A Fraud Series - Part Three: Types of Fraud Identified by a Detection System

In the first post of this series, we quickly reviewed some of the many types of fraud that have occurred over the years. In this post, we will discuss these types of fraud in more depth and provide examples:

In the first post of this series, we quickly reviewed some of the many types of fraud that have occurred over the years. In this post, we will discuss these types of fraud in more depth and provide examples:

Chargebacks:
Charges made to a financial account that were not authorized may result in a chargeback. For instance, a compromised credit card can be used to purchase goods without the card holder’s knowledge. If this transaction is successfully disputed, the money can be returned to the card holder’s account. The damage, however, has already been dealt. Oftentimes the fraudster has made off with the illegally purchased goods while the businesses are held responsible for returning the stolen money to the card holder. In some cases, chargeback fraud can be committed by the card holder themselves. In this case, the card holder purchases an item, receives the item, and then disputes the transaction with the bank to initiate a chargeback. This pattern is extremely common on the internet. 

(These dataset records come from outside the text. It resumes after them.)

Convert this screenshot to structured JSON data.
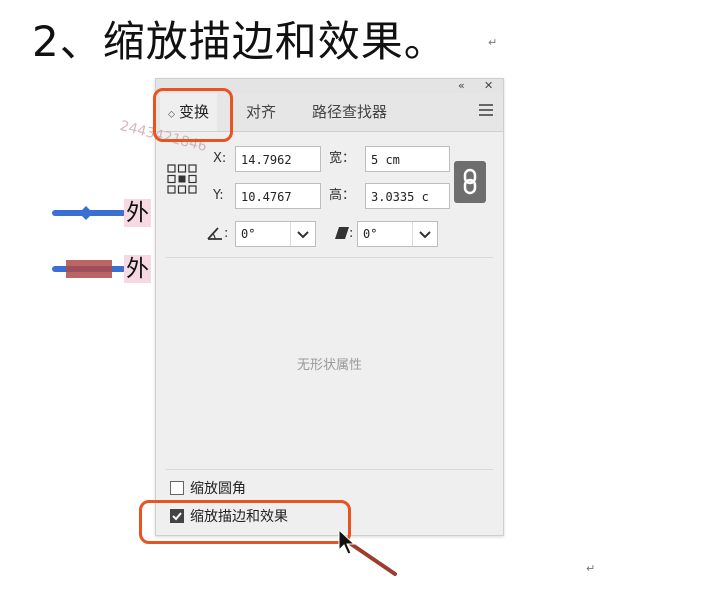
{
  "heading": "2、缩放描边和效果。",
  "artwork": {
    "label_top": "外",
    "label_bottom": "外"
  },
  "watermark": "2443421846",
  "panel": {
    "tabs": [
      {
        "label": "变换",
        "active": true
      },
      {
        "label": "对齐",
        "active": false
      },
      {
        "label": "路径查找器",
        "active": false
      }
    ],
    "title_controls": {
      "collapse": "«",
      "close": "✕"
    },
    "x_label": "X:",
    "x_value": "14.7962",
    "width_label": "宽：",
    "width_value": "5 cm",
    "y_label": "Y:",
    "y_value": "10.4767",
    "height_label": "高：",
    "height_value": "3.0335 c",
    "rotate_value": "0°",
    "shear_value": "0°",
    "empty_message": "无形状属性",
    "scale_corners_label": "缩放圆角",
    "scale_strokes_label": "缩放描边和效果"
  },
  "colors": {
    "highlight": "#e8531f",
    "blue_stroke": "#3b6fd1",
    "red_stroke": "#b04a4a"
  },
  "icons": [
    "collapse-icon",
    "close-icon",
    "menu-icon",
    "reference-point-icon",
    "link-icon",
    "rotate-icon",
    "shear-icon",
    "chevron-down-icon",
    "checkbox-icon",
    "cursor-icon"
  ]
}
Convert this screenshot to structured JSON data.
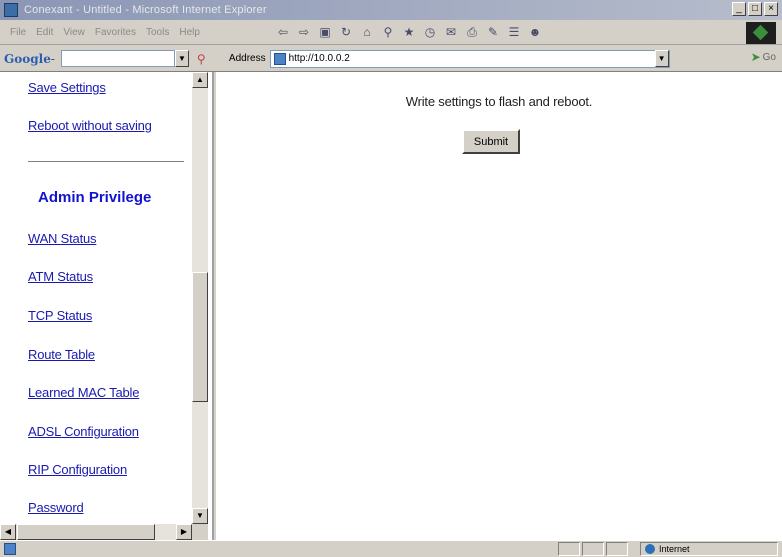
{
  "window": {
    "title": "Conexant - Untitled - Microsoft Internet Explorer",
    "controls": [
      "_",
      "□",
      "×"
    ]
  },
  "menubar": {
    "items": [
      "File",
      "Edit",
      "View",
      "Favorites",
      "Tools",
      "Help"
    ],
    "nav_icons": [
      "back-icon",
      "forward-icon",
      "stop-icon",
      "refresh-icon",
      "home-icon",
      "search-icon",
      "favorites-icon",
      "history-icon",
      "mail-icon",
      "print-icon",
      "edit-icon",
      "discuss-icon",
      "messenger-icon"
    ]
  },
  "addressbar": {
    "google_label": "Google",
    "google_sep": "-",
    "address_label": "Address",
    "address_value": "http://10.0.0.2",
    "go_label": "Go"
  },
  "sidebar": {
    "links_top": [
      "Save Settings",
      "Reboot without saving"
    ],
    "section_title": "Admin Privilege",
    "links": [
      "WAN Status",
      "ATM Status",
      "TCP Status",
      "Route Table",
      "Learned MAC Table",
      "ADSL Configuration",
      "RIP Configuration",
      "Password"
    ]
  },
  "main": {
    "message": "Write settings to flash and reboot.",
    "submit_label": "Submit"
  },
  "statusbar": {
    "zone_label": "Internet"
  },
  "colors": {
    "link": "#1a1ab0",
    "section_title": "#1212d0",
    "chrome": "#d4d0c8"
  }
}
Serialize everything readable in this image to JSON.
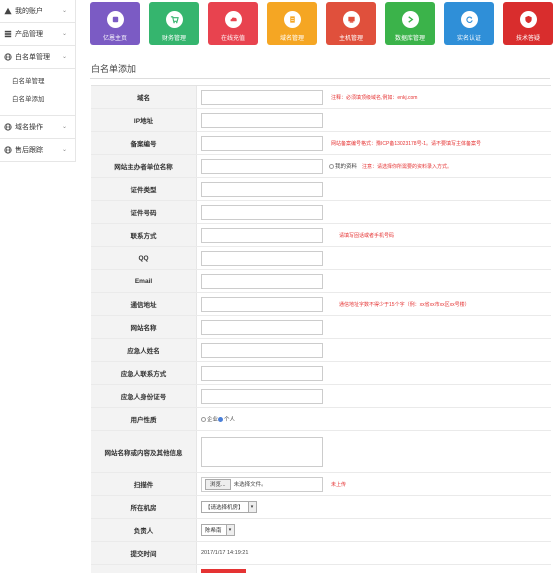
{
  "sidebar": {
    "items": [
      {
        "label": "我的账户"
      },
      {
        "label": "产品管理"
      },
      {
        "label": "白名单管理"
      },
      {
        "label": "域名操作"
      },
      {
        "label": "售后跟踪"
      }
    ],
    "sub_items": [
      {
        "label": "白名单管理"
      },
      {
        "label": "白名单添加"
      }
    ]
  },
  "tiles": [
    {
      "label": "亿恩主页",
      "color": "#7b5bc4"
    },
    {
      "label": "财务管理",
      "color": "#35b56e"
    },
    {
      "label": "在线充值",
      "color": "#e8434f"
    },
    {
      "label": "域名管理",
      "color": "#f5a623"
    },
    {
      "label": "主机管理",
      "color": "#e0503c"
    },
    {
      "label": "数据库管理",
      "color": "#3bb34a"
    },
    {
      "label": "实名认证",
      "color": "#2f8fd8"
    },
    {
      "label": "技术答疑",
      "color": "#d92d2d"
    }
  ],
  "page_title": "白名单添加",
  "form": {
    "domain_label": "域名",
    "domain_note": "注释：必须填顶级域名,例如：enkj.com",
    "ip_label": "IP地址",
    "beian_label": "备案编号",
    "beian_note": "网站备案编号格式：豫ICP备13023178号-1。请不要填写主体备案号",
    "host_label": "网站主办者单位名称",
    "my_info": "我的资料",
    "host_note": "注意：请选择你所需要的资料录入方式。",
    "cert_type_label": "证件类型",
    "cert_no_label": "证件号码",
    "contact_label": "联系方式",
    "contact_note": "请填写固话或者手机号码",
    "qq_label": "QQ",
    "email_label": "Email",
    "address_label": "通信地址",
    "address_note": "通信地址字数不得少于15个字（例：xx省xx市xx区xx号楼）",
    "site_name_label": "网站名称",
    "emer_name_label": "应急人姓名",
    "emer_contact_label": "应急人联系方式",
    "emer_id_label": "应急人身份证号",
    "user_type_label": "用户性质",
    "user_type_enterprise": "企业",
    "user_type_personal": "个人",
    "site_content_label": "网站名称或内容及其他信息",
    "scan_label": "扫描件",
    "browse_button": "浏览...",
    "no_file": "未选择文件。",
    "scan_note": "未上传",
    "room_label": "所在机房",
    "room_select": "【请选择机房】",
    "owner_label": "负责人",
    "owner_select": "陈希南",
    "submit_time_label": "提交时间",
    "submit_time_value": "2017/1/17 14:19:21",
    "save_button": "保存"
  }
}
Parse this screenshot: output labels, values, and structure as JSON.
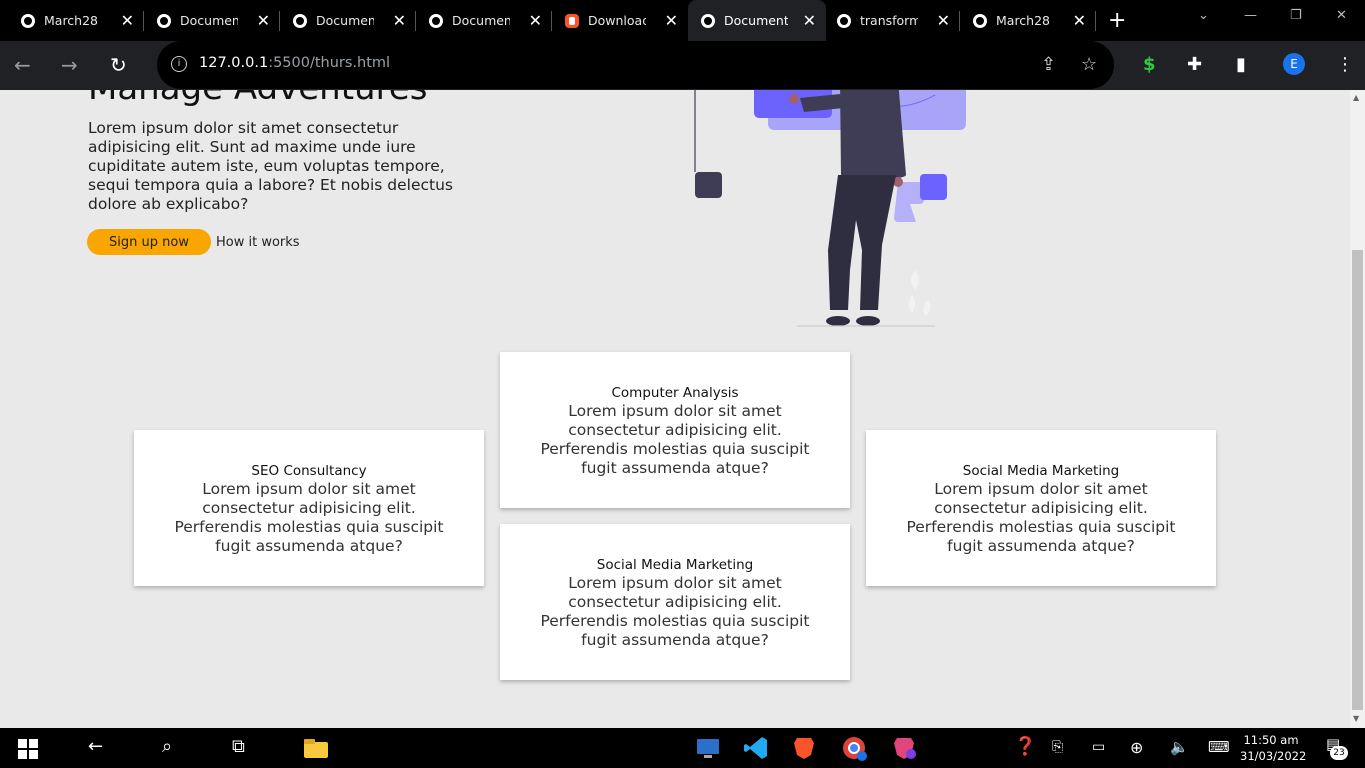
{
  "browser": {
    "tabs": [
      {
        "title": "March28",
        "icon": "globe-icon"
      },
      {
        "title": "Document",
        "icon": "globe-icon"
      },
      {
        "title": "Document",
        "icon": "globe-icon"
      },
      {
        "title": "Document",
        "icon": "globe-icon"
      },
      {
        "title": "Download I",
        "icon": "brave-icon"
      },
      {
        "title": "Document",
        "icon": "globe-icon",
        "active": true
      },
      {
        "title": "transform t",
        "icon": "globe-icon"
      },
      {
        "title": "March28",
        "icon": "globe-icon"
      }
    ],
    "url_host": "127.0.0.1",
    "url_rest": ":5500/thurs.html",
    "profile_initial": "E"
  },
  "hero": {
    "title": "Manage Adventures",
    "text": "Lorem ipsum dolor sit amet consectetur adipisicing elit. Sunt ad maxime unde iure cupiditate autem iste, eum voluptas tempore, sequi tempora quia a labore? Et nobis delectus dolore ab explicabo?",
    "signup_label": "Sign up now",
    "how_label": "How it works",
    "accent": "#f9a602"
  },
  "cards": [
    {
      "title": "Computer Analysis",
      "text": "Lorem ipsum dolor sit amet consectetur adipisicing elit. Perferendis molestias quia suscipit fugit assumenda atque?"
    },
    {
      "title": "SEO Consultancy",
      "text": "Lorem ipsum dolor sit amet consectetur adipisicing elit. Perferendis molestias quia suscipit fugit assumenda atque?"
    },
    {
      "title": "Social Media Marketing",
      "text": "Lorem ipsum dolor sit amet consectetur adipisicing elit. Perferendis molestias quia suscipit fugit assumenda atque?"
    },
    {
      "title": "Social Media Marketing",
      "text": "Lorem ipsum dolor sit amet consectetur adipisicing elit. Perferendis molestias quia suscipit fugit assumenda atque?"
    }
  ],
  "taskbar": {
    "time": "11:50 am",
    "date": "31/03/2022",
    "notifications": "23"
  },
  "colors": {
    "illustration_purple": "#6c63ff",
    "illustration_dark": "#3f3d56"
  }
}
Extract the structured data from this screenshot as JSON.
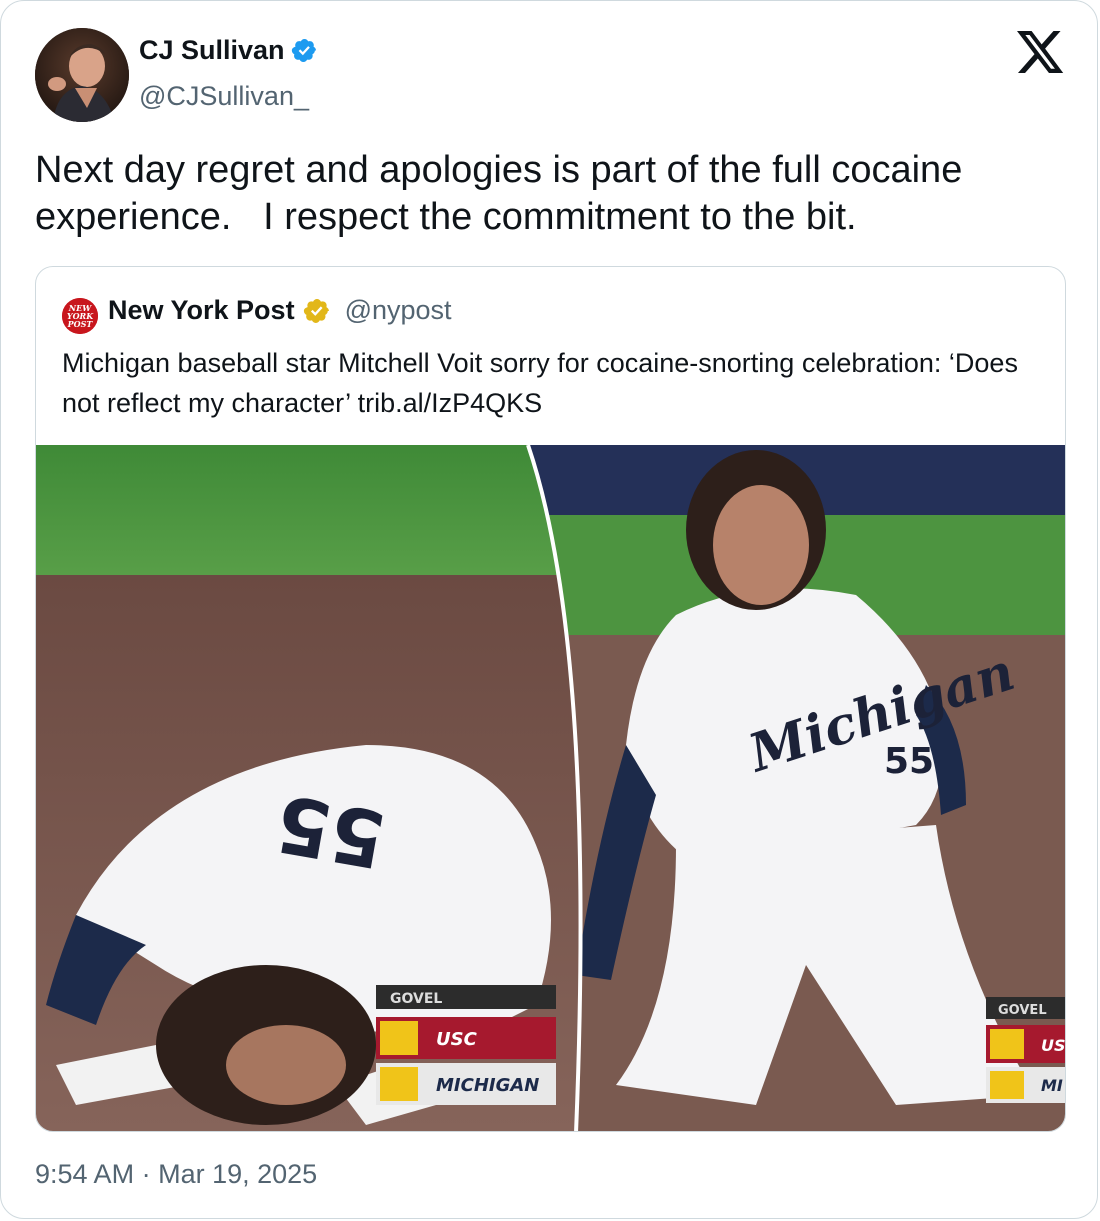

Illegal Offshore Accounts:
Using offshore accounts is not necessarily illegal. There are many legal reasons why someone would want to move money into an offshore account. Moving money to offshore accounts in order to evade taxes or hide assets, including assets that were acquired through criminal activity, however, is illegal. When analyzing account interactions, it can be difficult to see and follow the links between various entities and the accounts connected to them. Graph analytics help fraud analysts visualize connections between potentially fraudulent entities in an intuitive way that makes it much easier to follow fraud rings in a system. 

Money Laundering:
Money laundering involves legitimizing illegally acquired funds. For example, fraudsters can set up business fronts to channel stolen money, making the money appear to have been legally sourced. One can also split large amounts of money into smaller transactions or even spread these transactions across multiple accounts to reduce suspicion. As you could imagine, with a little creativity, there are a ton of ways to clean dirty money. Fraudsters are using the latest technologies to hide their money under a layer of obscurity, performing transactions between many accounts, through legitimate sources such as restaurants or cryptocurrency, making it very difficult to trace the money back to its original source. This is partly why keeping up with fraud trends is so difficult for blacklist and rules based fraud detection systems. Systems built to adapt to these trends rather than react to them are much more valuable for capturing fraudulent or anomalous activity. Tune in next week to learn how we might surface money laundering in our Connected Toolkit.

In this post we’ve reviewed some common types of fraudulent behavior and accompanying examples. It is important to note that as time goes on, fraudsters will continue to adapt to rules and regulations that attempt to prevent them from committing fraud. While supervised detection systems can detect certain types of fraud well, oftentimes analysts don’t immediately know whether new patterns are indicative of fraud or not. This is why it is important to use an unsupervised system that can learn not only from existing patterns, but from new patterns as well.